If the content you have to translate is going to be "consumed" fast, for instance, customer feedback, emails, consumer-generated reviews, etc., then you might consider using MT as the translations won't be "on the shelf" for too long. You do not need top quality for something that will be gone soon or will only be read once.
If you have a limited budget, or worse still, if you do not have a budget at all, then MT might be the only solution available to you. Think about translation as an investment that will lead to sales and generate revenue for your company.
MT significantly streamlines the translation process because the translation team begins to translate text that has been MT'ed already; they are not staring at a blank screen. This makes them faster as they have to post-edit the translated content, tweak it, and change it to make it more understandable to the intended target audience. This allows for large projects to run faster. It is often the only way to complete vast amounts of text by a strict deadline.
Despite huge improvements and the de facto use of neural machine translation, non-technical content tends to have nuances and can be loaded with meaning that a machine simply won’t understand. So, post-editing machine-translated content is always advisable. If you aim to get good quality (near human-like), then deploying MT and post-editing is undoubtedly the best option.
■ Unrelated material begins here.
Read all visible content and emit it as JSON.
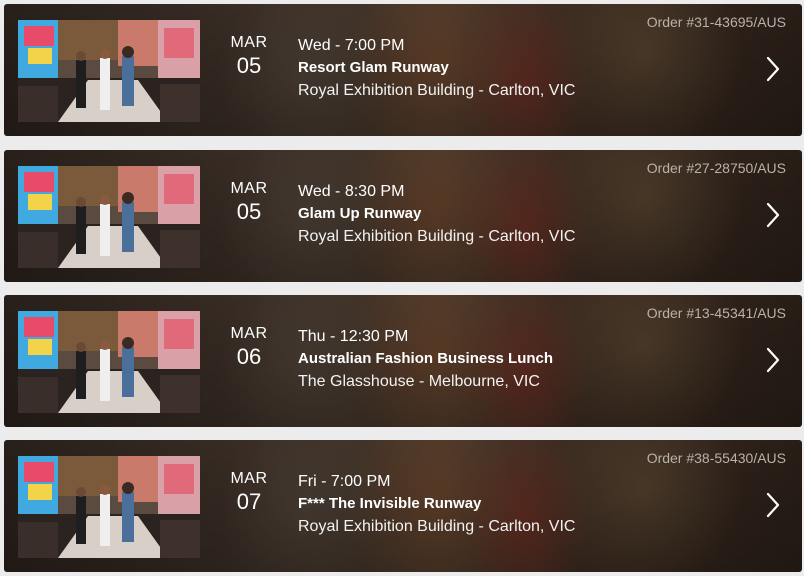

When it comes to machine translation, not all languages are equal. Some languages feature complex structures and many nuances in their vocabulary that will not always be captured by a machine translation tool. Therefore, some languages will require more post-editing effort (and more time and money) than others. Romance languages are the best performers. Scandinavian and Germanic languages will require some post-editing. And Slavic and Asian languages will require much more post-editing effort.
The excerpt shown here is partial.